Their stock is trading at $21.61 with a market capitalization of $6.14 billion after having reached a 52-week high of $27.51 a few weeks ago.
Orbitz’s (NYSE:OWW) revenues continued to report year-on-year declines. For the quarter, revenues fell 1% to $187.2 million. Loss for the quarter was $0.05 a share compared with a loss of $4.02 a share a year ago. The market was looking for revenues of $184.1 million with a loss of $0.07 a share.
Airline revenues of $71.6 million fell 12% over the year with domestic air revenues falling 20% owing to the removal of most domestic booking fees. International air net revenues increased 23%, or 14% on a constant currency basis, due to higher air transactions. Hotel net revenues of $43.5 million grew 10% over the year due to strong performance at ebookers. Orbitz recorded 80% growth in room nights in the quarter and 26% growth in room nights booked in its Orbitz for Business segment.
Vacation package net revenues fell 4% over the year to $27.9 million as a result of lower domestic transactions. Advertising and media revenues also decreased 13% over the year to $12.2 million due to a decline in revenue from third-party referral programs, specifically membership discount programs. At the end of the quarter, Orbitz ended the third-party membership discount program that being offered earlier on its domestic websites and terminated its relationship with its supplier for these programs.
Recently, Orbitz entered into an exclusive, multiyear partnership with iSeatz to develop customized private-label and in-path travel solutions. As part of the agreement, Orbitz Worldwide will give customers of existing iSeatz partners, the ability to book travel products through the Orbitz Worldwide global network of suppliers, thus bringing increased power and flexibility to travel suppliers around the world.

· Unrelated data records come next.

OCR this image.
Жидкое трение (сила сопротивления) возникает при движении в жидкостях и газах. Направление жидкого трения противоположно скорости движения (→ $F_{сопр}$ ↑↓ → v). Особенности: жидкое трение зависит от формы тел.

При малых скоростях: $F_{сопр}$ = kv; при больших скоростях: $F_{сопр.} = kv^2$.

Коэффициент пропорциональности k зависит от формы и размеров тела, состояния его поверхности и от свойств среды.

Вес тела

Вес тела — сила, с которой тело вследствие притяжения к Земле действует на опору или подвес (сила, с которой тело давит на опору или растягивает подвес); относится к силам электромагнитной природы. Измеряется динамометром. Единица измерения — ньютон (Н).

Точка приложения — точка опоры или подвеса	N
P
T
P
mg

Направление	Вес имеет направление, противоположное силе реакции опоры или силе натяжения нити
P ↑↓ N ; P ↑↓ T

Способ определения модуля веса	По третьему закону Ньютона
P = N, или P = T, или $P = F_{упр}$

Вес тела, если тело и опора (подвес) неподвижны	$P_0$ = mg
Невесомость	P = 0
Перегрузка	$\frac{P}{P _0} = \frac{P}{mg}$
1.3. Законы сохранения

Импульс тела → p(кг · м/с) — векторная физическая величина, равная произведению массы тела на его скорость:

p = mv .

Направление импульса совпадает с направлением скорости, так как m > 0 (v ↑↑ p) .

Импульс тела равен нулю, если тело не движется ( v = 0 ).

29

During the quarter, Orbitz removed hotel change and cancellation fees on its ebookers websites. The company is seeing a significant increase in corporate travel segment, and Orbitz for Business delivered 25% growth over the year in transactions. It added major new clients including FMC Corporation and the European business of Cooper Industries with contract renewals with IBM and Yale University.
For the current quarter, Orbitz expects revenues of $193 million–$199 million, with adjusted EBITDA down 10%–20% on a year-over-year basis, due largely to higher marketing expenses.
The stock is trading at $5.03 with a market capitalization of $509 million. It touched a 52-week high of $8.11 in December of last year.